Now navigate to the “Texture Map” options in the Tool menu, and click on the “New from UV check” button. Once the model gets imported into Zbrush the UV’s gets flipped vertically.
Zbrush is gonna check the UVlayout of the model and generate a texture map based on the UVlayout. If you have any problems with the UV’s (i.e., overlapping etc.) Zbrush will highlight them in red, as shown in the image below.
If you have overlapping, take your model back into Maya and fix the problem there, and then bring it back to Zbrush. Check the UV’s again by clicking on “New from UV check”.
Once you are sure your UV layout is good enough, go to “Polygroups” in the Tool menu and click on “Auto groups with UV”.
Zbrush will then create polygroups according to the UVlayout. Now you’ll be able to hide/unhide parts of the mesh by Pressing “Ctrl+Shift” on the keyboard and clicking on the created polygroups.
Now press “Ctrl + Shift” on the keyboard and click on the face, to start adding details to it. Also press “X” to turn on Symmetry, on the X-axis.

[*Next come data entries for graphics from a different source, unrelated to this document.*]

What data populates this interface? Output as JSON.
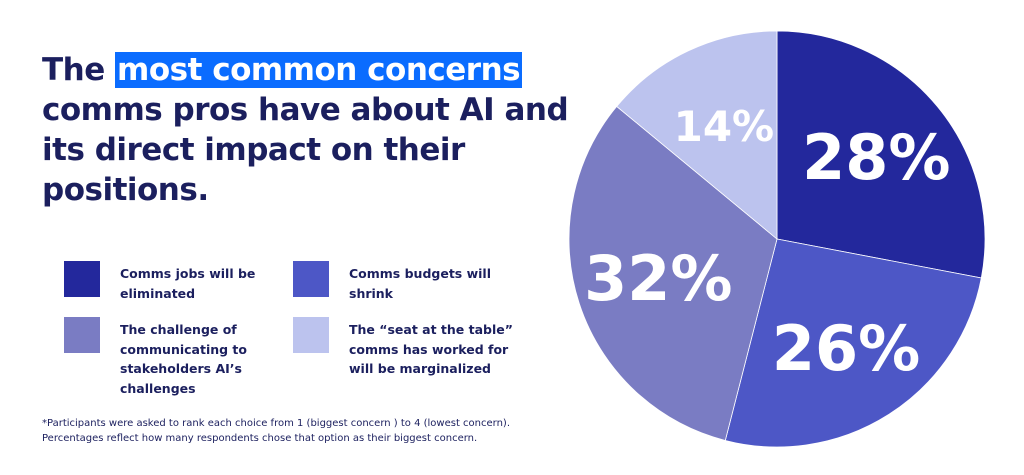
{
  "title": {
    "prefix": "The ",
    "highlight": "most common concerns",
    "rest": " comms pros have about AI and its direct impact on their positions.",
    "highlight_color": "#0a6cff"
  },
  "legend": [
    {
      "label": "Comms jobs will be eliminated",
      "color": "#23289c"
    },
    {
      "label": "Comms budgets will shrink",
      "color": "#4d57c6"
    },
    {
      "label": "The challenge of communicating to stakeholders AI’s challenges",
      "color": "#7a7cc3"
    },
    {
      "label": "The “seat at the table” comms has worked for will be marginalized",
      "color": "#bcc3ee"
    }
  ],
  "footnote": {
    "line1": "*Participants were asked to rank each choice from 1 (biggest concern ) to 4 (lowest concern).",
    "line2": "Percentages reflect how many respondents chose that option as their biggest concern."
  },
  "chart_data": {
    "type": "pie",
    "title": "The most common concerns comms pros have about AI and its direct impact on their positions.",
    "categories": [
      "Comms jobs will be eliminated",
      "Comms budgets will shrink",
      "The challenge of communicating to stakeholders AI’s challenges",
      "The “seat at the table” comms has worked for will be marginalized"
    ],
    "values": [
      28,
      26,
      32,
      14
    ],
    "labels": [
      "28%",
      "26%",
      "32%",
      "14%"
    ],
    "colors": [
      "#23289c",
      "#4d57c6",
      "#7a7cc3",
      "#bcc3ee"
    ],
    "start_angle": "top, clockwise",
    "legend_position": "left"
  }
}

Select the “ClayTubes” brush and change the alpha from square to circular (Alpha 06). I find ClayTubes, a great brush for defining volumes.
Keep using the “Smooth” brush (by pressing ‘Shift’, while using any brush) while defining the volumes. And this is where it’s at after adding some detail to the face.
Now I’m going add eyeballs to the mesh, select “Sphere3D” from the Tool menu and convert it to “Polymesh 3D”. The Sphere will replace the Face model on the canvas.
So select the Face model from the “Quick Pick” menu to get it back.
Now from the “SubTool” options in the Tools menu, click on the “Append” button and select the Sphere from the Quick Pick menu.
Select the “Sphere” from the SubTool menu and click on the “Activate Edit Opacity” button on the tool bar as highlighted in the image below. Now everything on the canvas accept the selected mesh (sphere) will become transparent.
Select the “Transpose” tool (Move, Scale, Rotate) and arrange the eyeball in the proper place.
Fix the area around eye.
Click on the “Clone” button (highlighted in the image below,) make sure the “Sphere” is selected in the SubTool list. Now you’ve created a clone of the selected SubTool in your quick pick menu. Append it using the same procedural as in step 30.
Now go to “Deformation” in the Tools menu and click on the “Mirror” button, make sure only “X” is highlighted on the button, as shown below.
Now that you have both eyeballs placed inside the head, start giving the face more detail.
After few steps.
Select the “Pinch” brush, this is a very good brush for defining the edges, as in our case for edges of the lips.
After defining the edges of the lips.
Using the “Claytubes” brush again, add some strokes for the beard.
Once you’ve added enough strokes for the beard, select the “Magnify” brush.
Use the Magnify brush to increase the length of beard, as shown in the image below.
Detailing on the ear. For continuous, more precise brush strokes you can turn on the “Lazy Mouse” option by pressing “L” on the keyboard or from the “Stroke” menu.
Press “Ctrl+shift” and click on the canvas. The head will now be hidden and body will appear on the canvas. Start sculpting the body same way.
These are some of the reference images I’ve used for the body.
And this is what I got after sculpting more detail on the body.
Here is a view of the back.
Here is the result after I did some more detailing on the head.
For the hair select “Alpha 44 or 45″ with a “Standard” brush. Press “L” on the keyboard or turn on “Lazy Mouse” from the stroke menu, and add more detail to the beard.
Here’s the head after some more detailing.
And this is what I got by the end of this part of the tutorial.